Just like code, right? But is it really code? It surely looks like it, but does not feel like it to me. What is code? Code is logic. It is either a series of imperative commands,

if this do that, else do the other thing

(C++, Java, Python, etc), or declarative computation pipelines

take data, pipe it through this function and apply this function to result

(Haskell, Elixir, Clojure, etc).
But in case of IaC, we describe the desired state of infrastructure

I want 2 EC2 instances with such and such properties

We don't specify how exactly to get them. We don't specify what APIs to call and in what order, we don't specify logic to handle dependencies between resources. Instead, we rely on Terraform (or CloudFormation) to figure that out and do it for us.

The actual logic, the code, is the tool, Terraform or CloudFormation. What we give it, that textual description of what we want, is rather data.

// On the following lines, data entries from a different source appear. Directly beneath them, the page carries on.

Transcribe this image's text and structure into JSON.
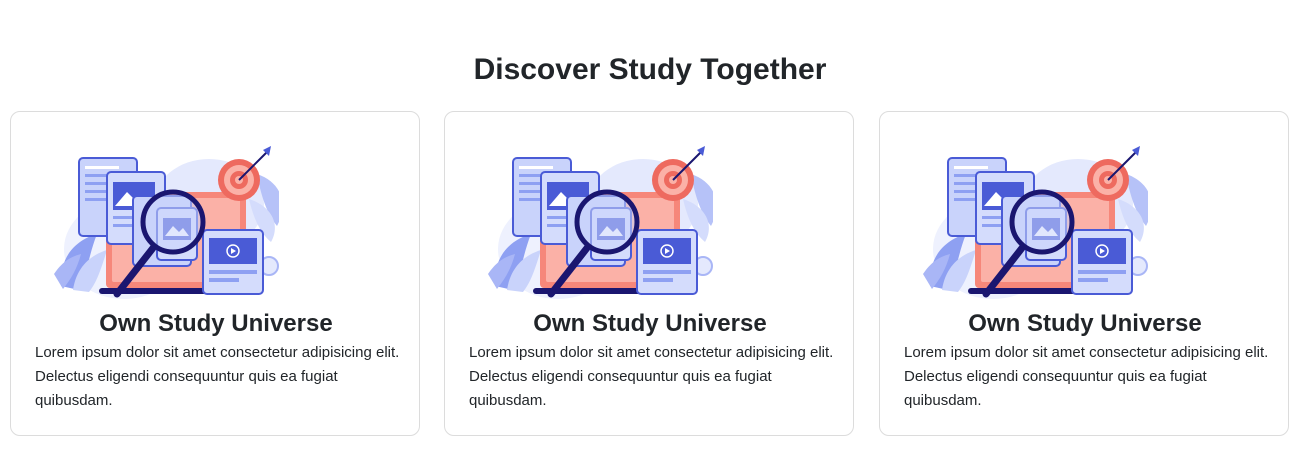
{
  "section": {
    "title": "Discover Study Together"
  },
  "cards": [
    {
      "icon": "study-research-illustration",
      "title": "Own Study Universe",
      "text": "Lorem ipsum dolor sit amet consectetur adipisicing elit. Delectus eligendi consequuntur quis ea fugiat quibusdam."
    },
    {
      "icon": "study-research-illustration",
      "title": "Own Study Universe",
      "text": "Lorem ipsum dolor sit amet consectetur adipisicing elit. Delectus eligendi consequuntur quis ea fugiat quibusdam."
    },
    {
      "icon": "study-research-illustration",
      "title": "Own Study Universe",
      "text": "Lorem ipsum dolor sit amet consectetur adipisicing elit. Delectus eligendi consequuntur quis ea fugiat quibusdam."
    }
  ],
  "colors": {
    "primary_blue": "#4a5bd6",
    "light_blue": "#c9d3fb",
    "pale_blue": "#e4e9fd",
    "navy": "#1a1670",
    "salmon": "#f6877a",
    "target_red": "#ee6a5f"
  }
}
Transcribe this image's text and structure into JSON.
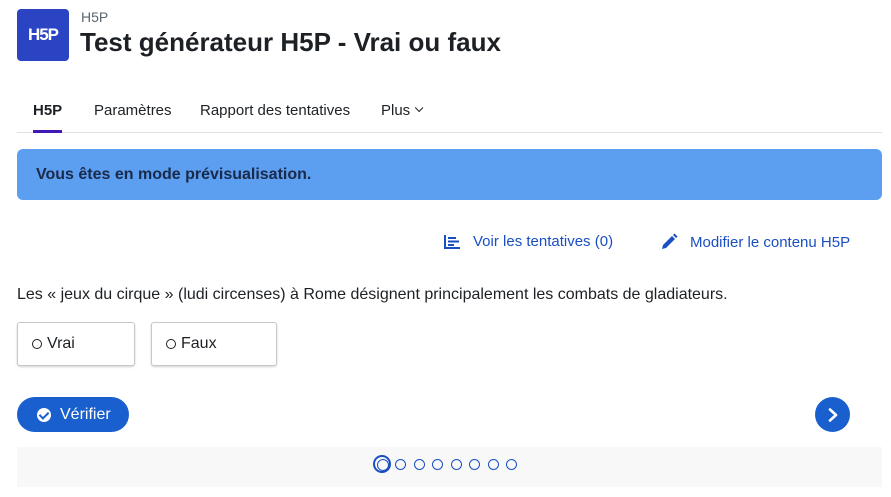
{
  "header": {
    "logo_text": "H5P",
    "activity_type": "H5P",
    "title": "Test générateur H5P - Vrai ou faux"
  },
  "tabs": [
    {
      "label": "H5P",
      "active": true
    },
    {
      "label": "Paramètres",
      "active": false
    },
    {
      "label": "Rapport des tentatives",
      "active": false
    },
    {
      "label": "Plus",
      "active": false
    }
  ],
  "alert": {
    "text": "Vous êtes en mode prévisualisation."
  },
  "actions": {
    "view_attempts": "Voir les tentatives (0)",
    "edit_content": "Modifier le contenu H5P"
  },
  "question": {
    "text": "Les « jeux du cirque » (ludi circenses) à Rome désignent principalement les combats de gladiateurs.",
    "options": [
      "Vrai",
      "Faux"
    ]
  },
  "controls": {
    "check_label": "Vérifier",
    "next_icon": "chevron-right-icon"
  },
  "progress": {
    "total_pages": 8,
    "current_page": 1
  },
  "colors": {
    "brand": "#2a44c4",
    "accent": "#1a5fce",
    "alert_bg": "#5c9ef0",
    "tab_indicator": "#3f18b6"
  }
}
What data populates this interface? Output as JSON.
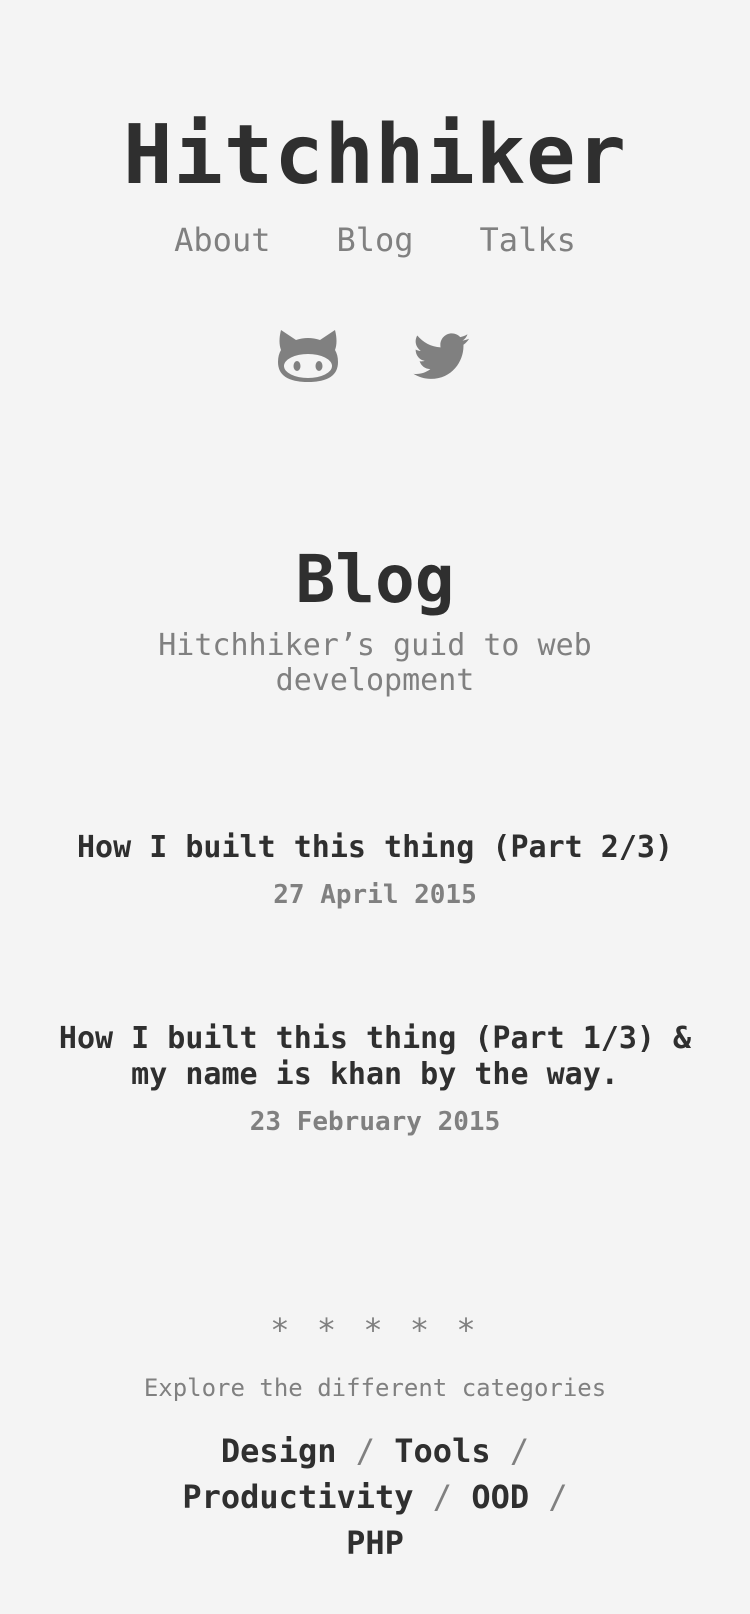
{
  "header": {
    "site_title": "Hitchhiker",
    "nav": [
      {
        "label": "About"
      },
      {
        "label": "Blog"
      },
      {
        "label": "Talks"
      }
    ],
    "social": [
      {
        "icon": "github-icon"
      },
      {
        "icon": "twitter-icon"
      }
    ]
  },
  "blog": {
    "heading": "Blog",
    "subtitle": "Hitchhiker’s guid to web development"
  },
  "posts": [
    {
      "title": "How I built this thing (Part 2/3)",
      "date": "27 April 2015"
    },
    {
      "title": "How I built this thing (Part 1/3) & my name is khan by the way.",
      "date": "23 February 2015"
    }
  ],
  "footer": {
    "stars": "* * * * *",
    "explore_text": "Explore the different categories",
    "separator": "/",
    "categories": [
      "Design",
      "Tools",
      "Productivity",
      "OOD",
      "PHP"
    ]
  },
  "colors": {
    "background": "#f4f4f4",
    "text": "#2f2f2f",
    "muted": "#808080"
  }
}
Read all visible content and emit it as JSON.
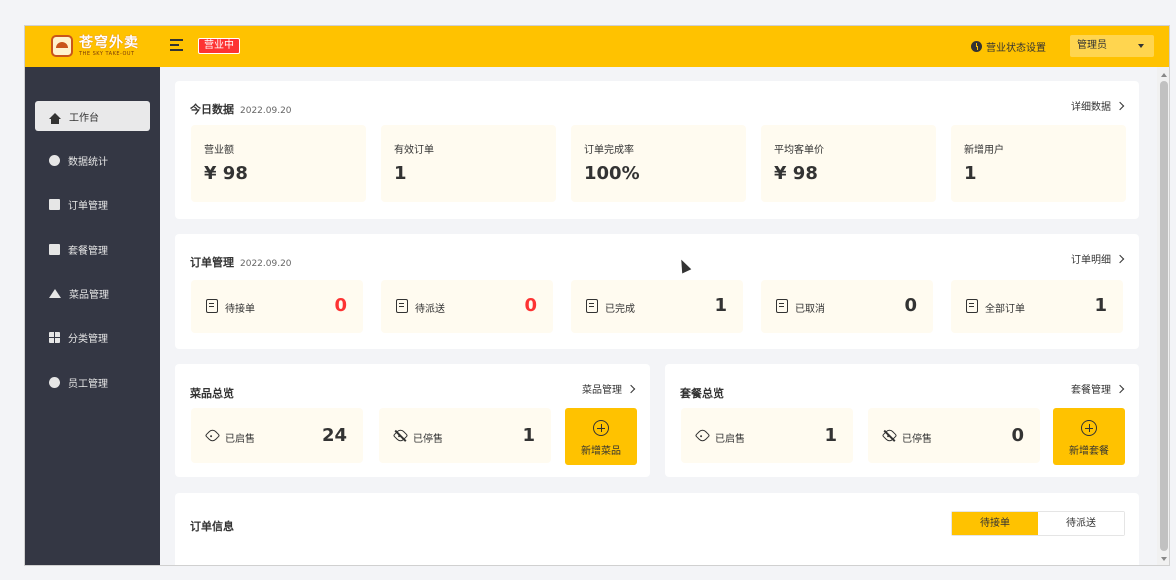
{
  "header": {
    "logo_cn": "苍穹外卖",
    "logo_en": "THE SKY TAKE-OUT",
    "status_badge": "营业中",
    "status_settings": "营业状态设置",
    "user": "管理员"
  },
  "sidebar": {
    "items": [
      {
        "label": "工作台",
        "icon": "home-icon"
      },
      {
        "label": "数据统计",
        "icon": "chart-icon"
      },
      {
        "label": "订单管理",
        "icon": "order-icon"
      },
      {
        "label": "套餐管理",
        "icon": "gift-icon"
      },
      {
        "label": "菜品管理",
        "icon": "dish-icon"
      },
      {
        "label": "分类管理",
        "icon": "grid-icon"
      },
      {
        "label": "员工管理",
        "icon": "info-icon"
      }
    ]
  },
  "today": {
    "title": "今日数据",
    "date": "2022.09.20",
    "link": "详细数据",
    "stats": [
      {
        "label": "营业额",
        "value": "¥ 98"
      },
      {
        "label": "有效订单",
        "value": "1"
      },
      {
        "label": "订单完成率",
        "value": "100%"
      },
      {
        "label": "平均客单价",
        "value": "¥ 98"
      },
      {
        "label": "新增用户",
        "value": "1"
      }
    ]
  },
  "orders": {
    "title": "订单管理",
    "date": "2022.09.20",
    "link": "订单明细",
    "items": [
      {
        "label": "待接单",
        "value": "0"
      },
      {
        "label": "待派送",
        "value": "0"
      },
      {
        "label": "已完成",
        "value": "1"
      },
      {
        "label": "已取消",
        "value": "0"
      },
      {
        "label": "全部订单",
        "value": "1"
      }
    ]
  },
  "dishes": {
    "title": "菜品总览",
    "link": "菜品管理",
    "on_label": "已启售",
    "on_value": "24",
    "off_label": "已停售",
    "off_value": "1",
    "add_label": "新增菜品"
  },
  "setmeals": {
    "title": "套餐总览",
    "link": "套餐管理",
    "on_label": "已启售",
    "on_value": "1",
    "off_label": "已停售",
    "off_value": "0",
    "add_label": "新增套餐"
  },
  "order_info": {
    "title": "订单信息",
    "tabs": [
      "待接单",
      "待派送"
    ]
  },
  "colors": {
    "accent": "#ffc200",
    "sidebar": "#343744",
    "alert": "#fd3333"
  }
}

I have seen people take the name "Infrastructure as Code" for the face value and treat it the same way as the actual code. They try to fit loops, conditional statements and other imperative constructs into it, as if it was Java or C#. And it usually ends up pretty badly.

We should be very clear about what IaC is all about. Terraform or CloudFormation are not programming languages, not even frameworks. IaC is about being able to declaratively say what infrastructure you need and then use tools that will figure out how to get it for you. Trying to fit extensive logic into it is like trying to dig the ground with an iPhone. It can do it to some extent, but it is not what it's all about.


Infrastructure as Code seems like a very misleading term to me. When using this approach, you don't write actual code (logic) that will create infrastructure. You create configuration files that contain data that says what the infrastructure should look like. You create data, not code. That's why in my mind, "Infrastructure as Code" is actually Infrastructure as Data.

Top comments (10)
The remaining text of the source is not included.